Application in children
Use in children under 3 years of age is contraindicated. In children under the age of 15, use in the form of dosage forms intended for adults is contraindicated.
special instructions
If you are taking metoclopramide, domperidone, or cholestyramine, you should also consult your doctor.
With prolonged use in doses significantly higher than recommended, the likelihood of impaired liver and kidney function increases, monitoring of the peripheral blood picture is necessary.
Paracetamol and ascorbic acid can distort laboratory tests (quantitative determination of glucose and uric acid in blood plasma, bilirubin, activity of 'hepatic' transaminases, LDH).
In order to avoid toxic damage to the liver, paracetamol should not be combined with the intake of alcoholic beverages, as well as taken by persons prone to chronic alcohol consumption. The risk of developing liver damage increases in patients with alcoholic hepatosis.
The administration of ascorbic acid to patients with rapidly proliferating and intensely metastatic tumors can aggravate the course of the process.
In patients with an increased iron content in the body, ascorbic acid should be used in minimal doses.
Drug interactions
Ethanol enhances the sedative effect of antihistamines.
Antidepressants, antiparkinsonian, antipsychotic drugs (phenothiazine derivatives) increase the risk of side effects (urinary retention, dry mouth, constipation).
GCS increase the risk of developing glaucoma.
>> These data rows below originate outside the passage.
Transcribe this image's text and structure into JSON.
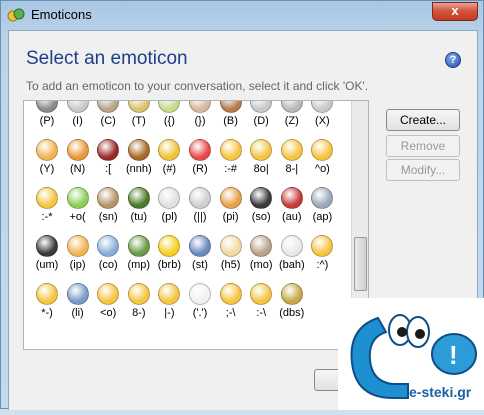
{
  "window": {
    "title": "Emoticons",
    "close_label": "x"
  },
  "dialog": {
    "heading": "Select an emoticon",
    "subtitle": "To add an emoticon to your conversation, select it and click 'OK'.",
    "help_label": "?"
  },
  "buttons": {
    "create": "Create...",
    "remove": "Remove",
    "modify": "Modify..."
  },
  "emoticons": {
    "row0": [
      "(P)",
      "(I)",
      "(C)",
      "(T)",
      "({)",
      "(})",
      "(B)",
      "(D)",
      "(Z)",
      "(X)"
    ],
    "row1": [
      "(Y)",
      "(N)",
      ":[",
      "(nnh)",
      "(#)",
      "(R)",
      ":-#",
      "8o|",
      "8-|",
      "^o)"
    ],
    "row2": [
      ":-*",
      "+o(",
      "(sn)",
      "(tu)",
      "(pl)",
      "(||)",
      "(pi)",
      "(so)",
      "(au)",
      "(ap)"
    ],
    "row3": [
      "(um)",
      "(ip)",
      "(co)",
      "(mp)",
      "(brb)",
      "(st)",
      "(h5)",
      "(mo)",
      "(bah)",
      ":^)"
    ],
    "row4": [
      "*-)",
      "(li)",
      "<o)",
      "8-)",
      "|-)",
      "('.')",
      ";-\\",
      ":-\\",
      "(dbs)"
    ]
  },
  "icon_colors": {
    "row0": [
      "#8a8a8a",
      "#c9c9c9",
      "#b9a38a",
      "#d9c46a",
      "#c9d98a",
      "#d9b9a0",
      "#b97a4a",
      "#c9c9c9",
      "#b9b9b9",
      "#c9c9c9"
    ],
    "row1": [
      "#f2b552",
      "#e89a3a",
      "#9a2a2a",
      "#a86a2a",
      "#f2c23a",
      "#e84a4a",
      "#f5c542",
      "#f5c542",
      "#f5c542",
      "#f5c542"
    ],
    "row2": [
      "#f5c542",
      "#8ccf5a",
      "#b9946a",
      "#4a7a2a",
      "#e0e0e0",
      "#cfcfcf",
      "#e8a04a",
      "#3a3a3a",
      "#c83a3a",
      "#9aa8b8"
    ],
    "row3": [
      "#3a3a3a",
      "#f2b552",
      "#8ab0d8",
      "#6a9a4a",
      "#f5d020",
      "#6a8abf",
      "#f2d9a0",
      "#b9a38a",
      "#e8e8e8",
      "#f5c542"
    ],
    "row4": [
      "#f5c542",
      "#7a9ac8",
      "#f5c542",
      "#f5c542",
      "#f5c542",
      "#f0f0f0",
      "#f5c542",
      "#f5c542",
      "#c8a848"
    ]
  },
  "icons": {
    "title": "emoticons-app-icon",
    "help": "help-icon",
    "logo": "e-steki-mascot-icon"
  },
  "logo": {
    "text": "e-steki.gr"
  }
}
Microsomal oxidation inducers (phenytoin, ethanol, barbiturates, rifampicin, phenylbutazone, tricyclic antidepressants) increase the production of hydroxylated active metabolites, increasing the risk of severe intoxication with small overdoses.
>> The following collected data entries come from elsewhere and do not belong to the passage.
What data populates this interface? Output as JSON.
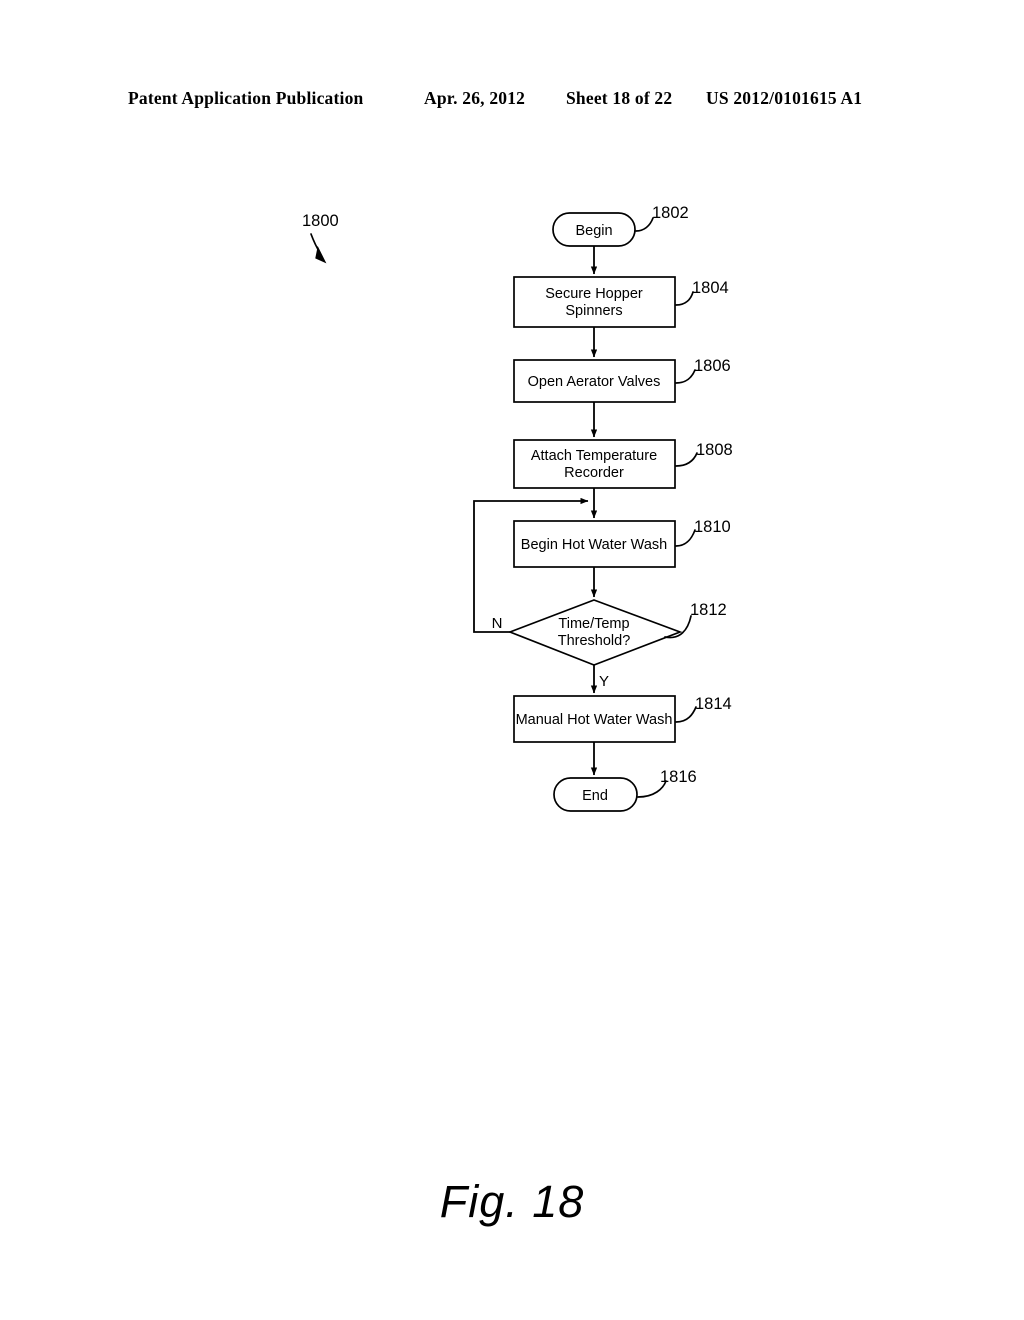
{
  "header": {
    "publication": "Patent Application Publication",
    "date": "Apr. 26, 2012",
    "sheet": "Sheet 18 of 22",
    "patent_number": "US 2012/0101615 A1"
  },
  "figure": {
    "caption": "Fig. 18",
    "diagram_ref": "1800",
    "nodes": [
      {
        "ref": "1802",
        "label": "Begin",
        "shape": "terminator"
      },
      {
        "ref": "1804",
        "label": "Secure Hopper\nSpinners",
        "line1": "Secure Hopper",
        "line2": "Spinners",
        "shape": "process"
      },
      {
        "ref": "1806",
        "label": "Open Aerator Valves",
        "shape": "process"
      },
      {
        "ref": "1808",
        "label": "Attach Temperature\nRecorder",
        "line1": "Attach Temperature",
        "line2": "Recorder",
        "shape": "process"
      },
      {
        "ref": "1810",
        "label": "Begin Hot Water Wash",
        "shape": "process"
      },
      {
        "ref": "1812",
        "label": "Time/Temp\nThreshold?",
        "line1": "Time/Temp",
        "line2": "Threshold?",
        "shape": "decision"
      },
      {
        "ref": "1814",
        "label": "Manual Hot Water Wash",
        "shape": "process"
      },
      {
        "ref": "1816",
        "label": "End",
        "shape": "terminator"
      }
    ],
    "branch_labels": {
      "no": "N",
      "yes": "Y"
    }
  },
  "colors": {
    "ink": "#000000",
    "paper": "#ffffff"
  }
}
Inhibitors of microsomal oxidation (cimetidine) reduce the risk of hepatotoxic effects.
Paracetamol reduces the effectiveness of uricosuric drugs.
With the simultaneous use of oral contraceptives, the concentration of ascorbic acid in the blood plasma decreases. It is possible to increase the concentration of ethinyl estradiol in the blood plasma with its simultaneous use as part of oral contraceptives.
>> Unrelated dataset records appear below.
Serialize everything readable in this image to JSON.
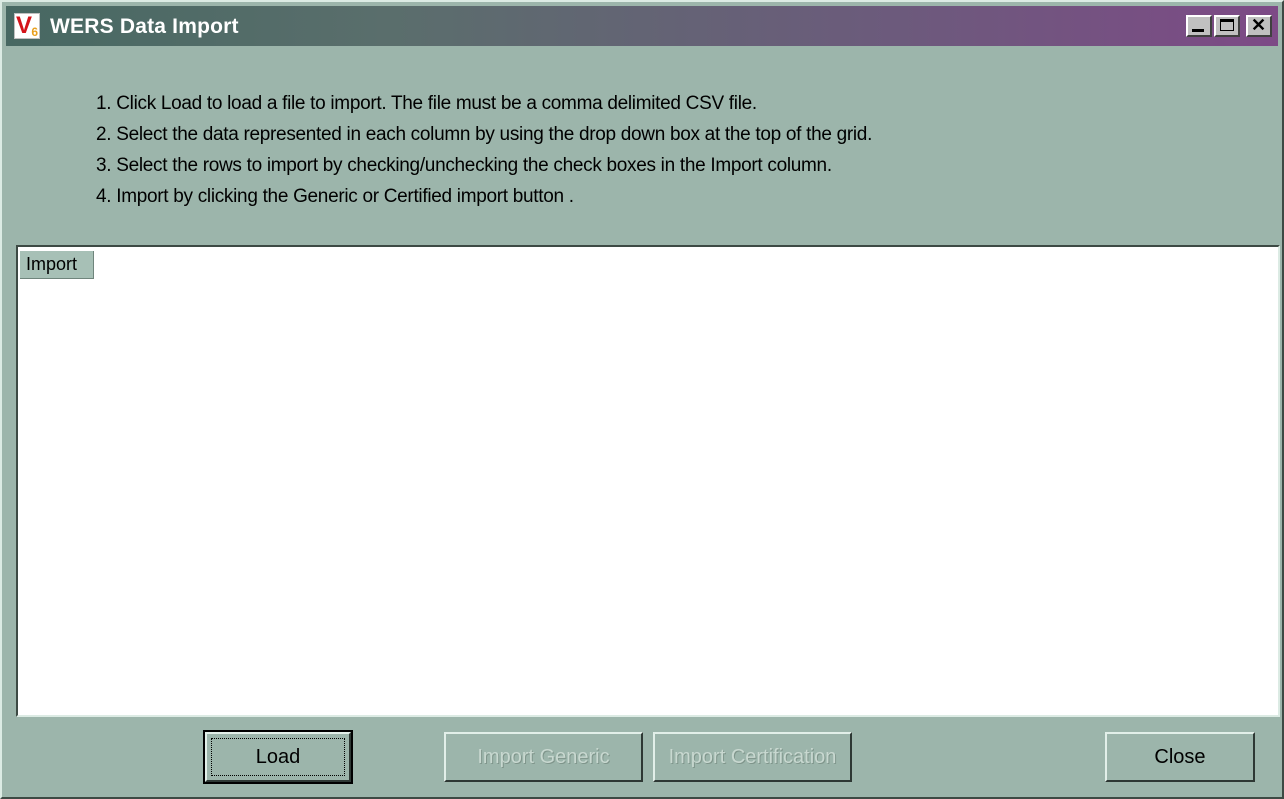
{
  "window": {
    "title": "WERS Data Import",
    "app_icon": "V6-app-icon",
    "controls": [
      "minimize-icon",
      "maximize-icon",
      "close-icon"
    ]
  },
  "instructions": [
    "1. Click Load to load a file to import. The file must be a comma delimited CSV file.",
    "2. Select the data represented in each column by using the drop down box at the top of the grid.",
    "3. Select the rows to import by checking/unchecking the check boxes in the Import column.",
    "4. Import by clicking the Generic or Certified import button ."
  ],
  "grid": {
    "columns": [
      "Import"
    ],
    "rows": []
  },
  "buttons": {
    "load": "Load",
    "import_generic": "Import Generic",
    "import_certification": "Import Certification",
    "close": "Close"
  },
  "colors": {
    "window_background": "#9cb5ab",
    "title_gradient_start": "#476862",
    "title_gradient_end": "#7d4a86"
  }
}
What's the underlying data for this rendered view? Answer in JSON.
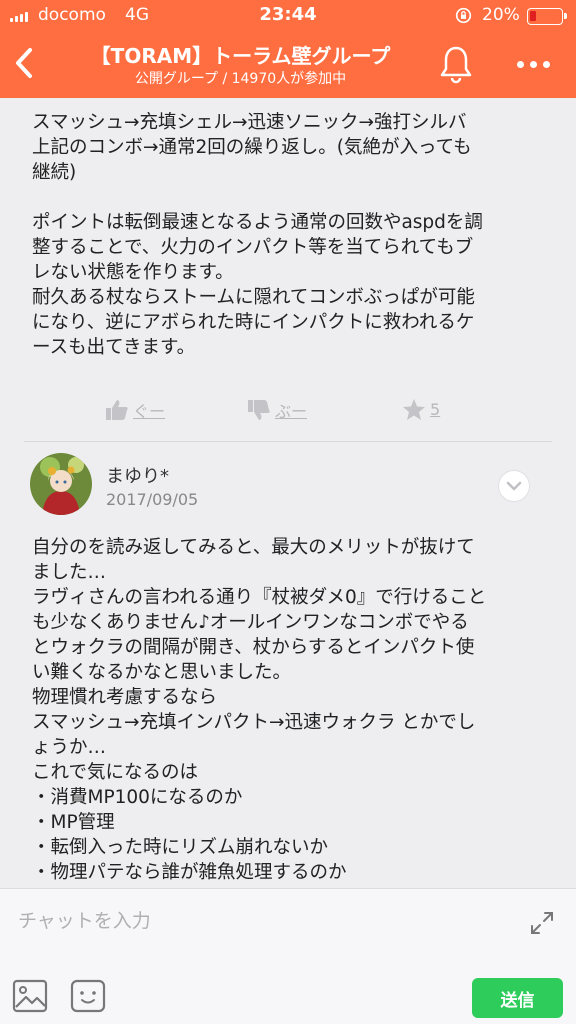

When used simultaneously with iron preparations, ascorbic acid, due to its regenerating properties, converts trivalent iron into bivalent, which helps to improve its absorption.
With simultaneous use with warfarin, it is possible to reduce the effects of warfarin.
With the simultaneous use of ascorbic acid increases the excretion of iron in patients receiving deferoxamine.
With simultaneous use with tetracycline, the excretion of ascorbic acid in the urine increases.
Phenylephrine
Reduces the hypotensive effect of diuretics and antihypertensive drugs (including methyldopa, mecamylamine, guanadrel, guanethidine).
Phenothiazines, alpha-blockers (phentolamine), furosemide and other diuretics reduce the hypertensive effect.
MAO inhibitors (including furazolidone, procarbazine, selegiline), oxytocin, ergot alkaloids, tricyclic antidepressants, methylphenidate, adrenostimulants increase the pressor effect and arrhythmogenicity of phenylephrine.
Beta-blockers reduce the cardiac stimulating activity, arterial hypertension is possible against the background of reserpine (due to the depletion of catecholamines in the adrenergic endings, the sensitivity to adrenergic agonists increases).
Inhalation anesthetics (including chloroform, enflurane, halothane, isoflurane, methoxyflurane) increase the risk of severe atrial and ventricular arrhythmias, since they sharply increase the sensitivity of the myocardium to sympathomimetics.
Ergometrine, ergotamine, methylergometrine, oxytocin, doxapram increase the severity of the vasoconstrictor effect.
Reduces the antianginal effect of nitrates, which in turn can reduce the pressor effect of sympathomimetics and the risk of arterial hypotension (simultaneous use is allowed depending on the achievement of the desired therapeutic effect).
Thyroid hormones increase (mutually) the effect and the associated risk of coronary insufficiency (especially in coronary atherosclerosis).
The simultaneous use of phenylephrine and other sympathomimetic amines can lead to an increase in blood pressure and other side effects from the cardiovascular system.
Concomitant use of cardiac glycosides (eg, digoxin) and phenylephrine may increase the risk of arrhythmias and myocardial infarction.